Pathologiquement la raison de l'outil se dissocie de celle du signe relatif au langage, des usages des métiers auxquels on réduit bien souvent la conduite outillée et des normalisations et règlementations qui tendent à garantir les comportements d'un bon travail .
Préalable à la déconstruction
Pourquoi la position scientifique doit-elle relativiser ses propositions d'explication du travail ?

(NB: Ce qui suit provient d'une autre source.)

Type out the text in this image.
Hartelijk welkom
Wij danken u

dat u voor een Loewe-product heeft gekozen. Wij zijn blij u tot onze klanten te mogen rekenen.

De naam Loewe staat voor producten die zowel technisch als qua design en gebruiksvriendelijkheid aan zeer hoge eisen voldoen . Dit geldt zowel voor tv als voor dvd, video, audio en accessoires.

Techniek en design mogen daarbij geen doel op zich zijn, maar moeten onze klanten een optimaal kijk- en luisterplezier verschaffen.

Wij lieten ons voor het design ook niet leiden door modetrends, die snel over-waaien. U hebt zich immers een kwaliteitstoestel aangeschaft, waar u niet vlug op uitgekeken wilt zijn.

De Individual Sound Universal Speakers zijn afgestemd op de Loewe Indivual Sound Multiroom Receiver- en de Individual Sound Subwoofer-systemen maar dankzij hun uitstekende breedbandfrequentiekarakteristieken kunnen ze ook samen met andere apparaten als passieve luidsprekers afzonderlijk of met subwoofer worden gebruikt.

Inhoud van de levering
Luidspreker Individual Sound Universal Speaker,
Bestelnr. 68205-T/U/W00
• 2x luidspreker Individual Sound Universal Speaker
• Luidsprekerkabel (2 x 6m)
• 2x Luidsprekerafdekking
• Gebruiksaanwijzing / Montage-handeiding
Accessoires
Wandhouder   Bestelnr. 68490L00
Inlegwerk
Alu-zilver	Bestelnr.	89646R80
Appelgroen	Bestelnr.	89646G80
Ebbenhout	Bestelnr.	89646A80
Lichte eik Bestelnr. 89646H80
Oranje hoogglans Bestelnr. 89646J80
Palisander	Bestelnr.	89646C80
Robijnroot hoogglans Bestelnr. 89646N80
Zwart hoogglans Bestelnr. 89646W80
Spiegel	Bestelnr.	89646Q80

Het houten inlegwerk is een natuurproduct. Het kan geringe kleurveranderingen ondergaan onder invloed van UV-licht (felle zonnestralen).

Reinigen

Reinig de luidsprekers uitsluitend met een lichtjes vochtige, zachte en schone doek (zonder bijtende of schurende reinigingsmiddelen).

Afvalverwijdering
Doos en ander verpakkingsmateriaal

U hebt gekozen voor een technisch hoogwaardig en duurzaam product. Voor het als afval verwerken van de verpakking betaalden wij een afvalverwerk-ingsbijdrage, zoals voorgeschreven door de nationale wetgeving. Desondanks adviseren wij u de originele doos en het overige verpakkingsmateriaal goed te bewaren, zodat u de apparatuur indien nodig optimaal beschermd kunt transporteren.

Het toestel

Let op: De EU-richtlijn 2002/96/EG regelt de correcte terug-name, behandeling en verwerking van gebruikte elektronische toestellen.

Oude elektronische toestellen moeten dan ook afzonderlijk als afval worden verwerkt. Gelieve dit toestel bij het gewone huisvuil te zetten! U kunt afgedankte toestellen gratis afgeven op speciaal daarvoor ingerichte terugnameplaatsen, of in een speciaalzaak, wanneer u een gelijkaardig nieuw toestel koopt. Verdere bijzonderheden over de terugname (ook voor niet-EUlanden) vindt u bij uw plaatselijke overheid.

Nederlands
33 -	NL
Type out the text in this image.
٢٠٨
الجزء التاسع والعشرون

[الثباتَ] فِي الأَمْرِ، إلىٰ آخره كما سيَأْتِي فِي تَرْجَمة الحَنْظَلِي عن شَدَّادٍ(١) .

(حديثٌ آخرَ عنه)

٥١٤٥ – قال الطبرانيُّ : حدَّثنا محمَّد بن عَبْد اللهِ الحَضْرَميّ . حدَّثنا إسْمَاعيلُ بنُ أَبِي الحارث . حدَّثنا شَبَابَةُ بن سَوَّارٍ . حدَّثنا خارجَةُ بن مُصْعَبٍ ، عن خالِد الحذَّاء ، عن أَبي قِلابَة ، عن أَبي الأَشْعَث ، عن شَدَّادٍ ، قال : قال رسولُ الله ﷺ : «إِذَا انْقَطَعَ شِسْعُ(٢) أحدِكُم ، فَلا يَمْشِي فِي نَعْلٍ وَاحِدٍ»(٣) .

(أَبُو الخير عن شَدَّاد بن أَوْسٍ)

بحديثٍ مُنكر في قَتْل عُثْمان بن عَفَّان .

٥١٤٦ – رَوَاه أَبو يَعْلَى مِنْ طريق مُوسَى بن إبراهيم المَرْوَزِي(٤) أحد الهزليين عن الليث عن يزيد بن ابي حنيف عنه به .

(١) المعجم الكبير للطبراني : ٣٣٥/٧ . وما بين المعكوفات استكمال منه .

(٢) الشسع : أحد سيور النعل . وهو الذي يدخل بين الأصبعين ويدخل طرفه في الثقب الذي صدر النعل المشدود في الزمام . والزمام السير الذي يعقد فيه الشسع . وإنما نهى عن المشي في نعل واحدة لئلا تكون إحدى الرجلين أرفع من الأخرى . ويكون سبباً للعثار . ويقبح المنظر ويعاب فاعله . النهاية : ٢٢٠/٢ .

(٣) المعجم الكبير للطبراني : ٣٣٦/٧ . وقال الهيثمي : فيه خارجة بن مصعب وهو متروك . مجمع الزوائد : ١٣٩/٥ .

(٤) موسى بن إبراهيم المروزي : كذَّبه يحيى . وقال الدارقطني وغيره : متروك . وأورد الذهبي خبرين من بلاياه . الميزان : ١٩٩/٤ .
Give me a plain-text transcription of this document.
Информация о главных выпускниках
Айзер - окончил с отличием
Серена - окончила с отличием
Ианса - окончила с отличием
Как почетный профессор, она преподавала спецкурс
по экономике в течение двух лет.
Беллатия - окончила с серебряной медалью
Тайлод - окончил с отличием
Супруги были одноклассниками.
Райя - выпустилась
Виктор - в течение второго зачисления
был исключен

En plus de la sociologie et de la psychanalyse qui ont œuvré pour échapper au risque du logocentrisme, apparaît, à travers l'anthropologie clinique, un autre positionnement de l'humain en adéquation avec la réalité de celui qui fait. Cet ordre de la factivité invoqué par Étienne Gilson, repris par Michel de Certeau résistant aux propositions de Bourdieu, n'est sans doute pas le même pour tous ceux qui s'en réclament, mais il tend à s'instaurer, en prenant forme, déjà négativement, par des dissociations et des différences, telle l'opposition entre l'outil et l'instrument.
Aussi loin qu'on puisse aller dans l'appréhension scientifique de l'organisation inhérente à l'activité, elle sera tout au plus ergologique, c'est à dire, analyse d'une analyse qui n'est pas de l'ordre du langage, mais de l'activité. Nous n'avons pas que les mots pour connaître le monde, tout dispositif technique est porteur d'une connaissance au-delà même de la cognition : les faits et gestes sont les manifestations d'un pouvoir faire qui se cherche, d'une maîtrise d'ouvrage qui s'éprouve, et ce, indépendamment même de l'application d'un projet de métier.
Partant de la position d'un constructeur, la priorité n'est plus d'expliquer le monde à travers le sens des mots mais d'expérimenter les possibilités offertes par les techniques disponibles qui assurent matériellement les visées du travail.